Can you protect the data and digital information systems that are the lifeblood of your enterprise without providing the people who use these systems with relevant security training?
This question has been thrown into sharp focus by findings from two separate surveys commissioned this year by ESET. In the first survey, conducted by Harris Interactive in February, we asked employed U.S. adults if they had ever received computer security training of any kind from their employer. Only 32 percent said they had.
In a second study, carried out in August, we had a different survey company ask a different group of people if they had ever taken any classes or training related to protecting their computer and/or personal information. For 68 percent of respondents, the answer was never.

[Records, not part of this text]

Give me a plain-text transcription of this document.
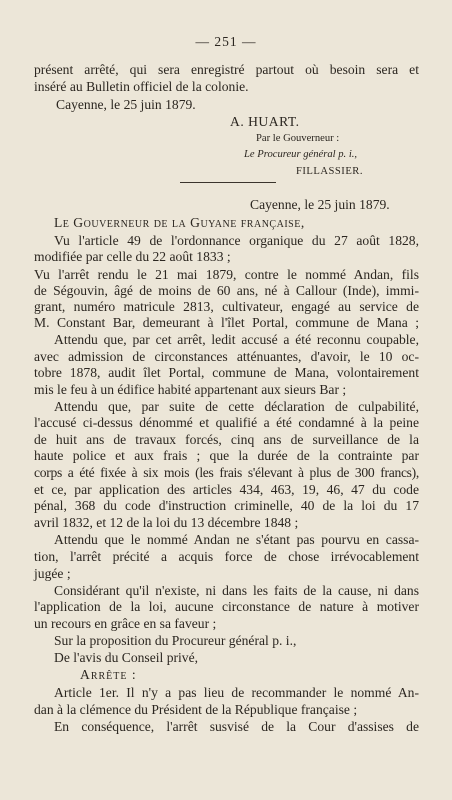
— 251 —
présent arrêté, qui sera enregistré partout où besoin sera et
inséré au Bulletin officiel de la colonie.
Cayenne, le 25 juin 1879.
A. HUART.
Par le Gouverneur :
Le Procureur général p. i.,
FILLASSIER.
Cayenne, le 25 juin 1879.
Le Gouverneur de la Guyane française,
Vu l'article 49 de l'ordonnance organique du 27 août 1828,
modifiée par celle du 22 août 1833 ;
Vu l'arrêt rendu le 21 mai 1879, contre le nommé Andan, fils
de Ségouvin, âgé de moins de 60 ans, né à Callour (Inde), immi-
grant, numéro matricule 2813, cultivateur, engagé au service de
M. Constant Bar, demeurant à l'îlet Portal, commune de Mana ;
Attendu que, par cet arrêt, ledit accusé a été reconnu coupable,
avec admission de circonstances atténuantes, d'avoir, le 10 oc-
tobre 1878, audit îlet Portal, commune de Mana, volontairement
mis le feu à un édifice habité appartenant aux sieurs Bar ;
Attendu que, par suite de cette déclaration de culpabilité,
l'accusé ci-dessus dénommé et qualifié a été condamné à la peine
de huit ans de travaux forcés, cinq ans de surveillance de la
haute police et aux frais ; que la durée de la contrainte par
corps a été fixée à six mois (les frais s'élevant à plus de 300 francs),
et ce, par application des articles 434, 463, 19, 46, 47 du code
pénal, 368 du code d'instruction criminelle, 40 de la loi du 17
avril 1832, et 12 de la loi du 13 décembre 1848 ;
Attendu que le nommé Andan ne s'étant pas pourvu en cassa-
tion, l'arrêt précité a acquis force de chose irrévocablement
jugée ;
Considérant qu'il n'existe, ni dans les faits de la cause, ni dans
l'application de la loi, aucune circonstance de nature à motiver
un recours en grâce en sa faveur ;
Sur la proposition du Procureur général p. i.,
De l'avis du Conseil privé,
Arrête :
Article 1er. Il n'y a pas lieu de recommander le nommé An-
dan à la clémence du Président de la République française ;
En conséquence, l'arrêt susvisé de la Cour d'assises de
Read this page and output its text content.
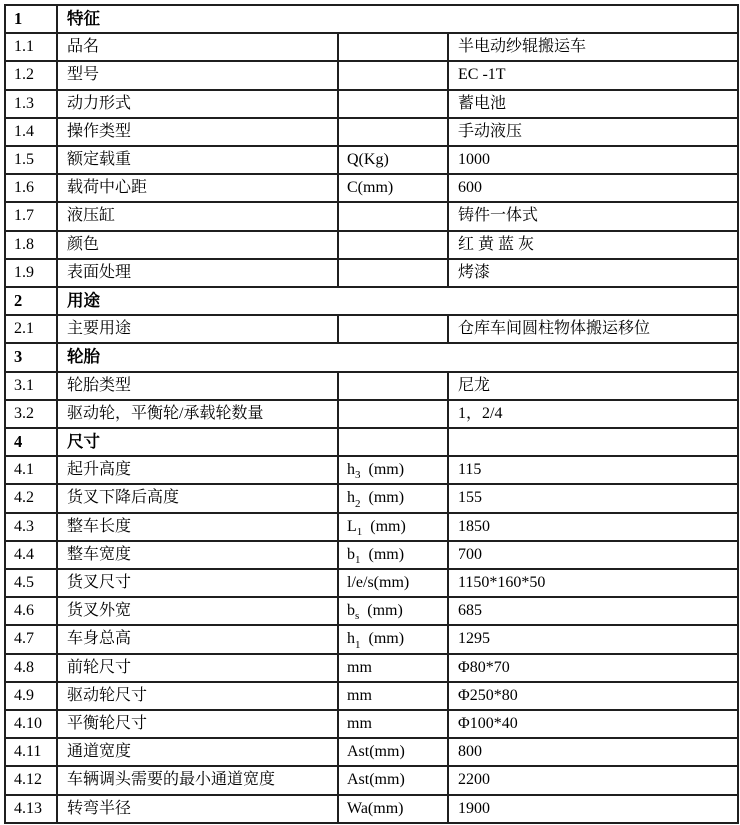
1	特征		
1.1	品名		半电动纱辊搬运车
1.2	型号		EC -1T
1.3	动力形式		蓄电池
1.4	操作类型		手动液压
1.5	额定载重	Q(Kg)	1000
1.6	载荷中心距	C(mm)	600
1.7	液压缸		铸件一体式
1.8	颜色		红 黄 蓝 灰
1.9	表面处理		烤漆
2	用途		
2.1	主要用途		仓库车间圆柱物体搬运移位
3	轮胎		
3.1	轮胎类型		尼龙
3.2	驱动轮，平衡轮/承载轮数量		1，2/4
4	尺寸		
4.1	起升高度	$h_3$ (mm)	115
4.2	货叉下降后高度	$h_2$ (mm)	155
4.3	整车长度	$L_1$ (mm)	1850
4.4	整车宽度	$b_1$ (mm)	700
4.5	货叉尺寸	l/e/s(mm)	1150*160*50
4.6	货叉外宽	$b_s$ (mm)	685
4.7	车身总高	$h_1$ (mm)	1295
4.8	前轮尺寸	mm	Φ80*70
4.9	驱动轮尺寸	mm	Φ250*80
4.10	平衡轮尺寸	mm	Φ100*40
4.11	通道宽度	Ast(mm)	800
4.12	车辆调头需要的最小通道宽度	Ast(mm)	2200
4.13	转弯半径	Wa(mm)	1900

While data security might sound like a technical challenge, there is also a large and important human factor involved. This human factor is particularly important when an organization becomes a target of attack for cyber criminals. The natural focus of investigations into such attacks is the technology they use and abuse, but the actions of users and operators of the systems being attacked are often critical to the success or failure of such attacks.
Consider the finding in Verizon's "2012 Data Breach Investigation Report" that 37 percent of breaches, measured by records breached, were exposed through “social” tactics, more than half of which were classified as classic “social engineering” (other social factors included solicitation/bribery, phishing, and elicitation). The report's authors observed that, “The centuries-old tradecraft of exploiting people in order to further criminal aims is alive and well in the information security field.” Noting the higher percentage of social attacks on bigger companies, the report described social engineering as:
“a strategy designed to circumvent the typically more mature security measures in place at larger organizations. Why spend time searching for a way to exploit the specific technologies and weakness of a single company when every company contains people with the same basic vulnerabilities?”
Surveys are not foolproof, but when two independent studies produce almost identical results, they should be taken seriously. And these results have serious implications indeed, the most immediate being that we must do better. We must teach more people how to defend their digital devices and the personal information they store and access. We need to create a more security-savvy workforce who can help, rather than hinder, the goal of protecting vital business processes, critical digital infrastructure, and valuable intellectual property.
ESET is committed to playing a leading role in increasing the percentage of people who receive security awareness training, making them the majority, not the minority. That's why many ESET products now include basic security training. It is also why ESET is a keen supporter of Securing Our eCity, which is setting the standard for community-wide security awareness.
Sadly, the results of our research are not news to criminals and other bad actors who are intent on abusing information technology for their own ends. They already know that employees are often the weakest link in an organization's information security.
That's why we are seeing more social engineering attacks that trick victims at high-value targets into opening backdoors into systems that have strong technical defenses, like firewalls and two-factor authentication. As long as high-tech security measures can be beaten by low-tech attacks that exploit our human weaknesses — such as inadequate knowledge and understanding — our data and systems will remain at risk of serious compromise.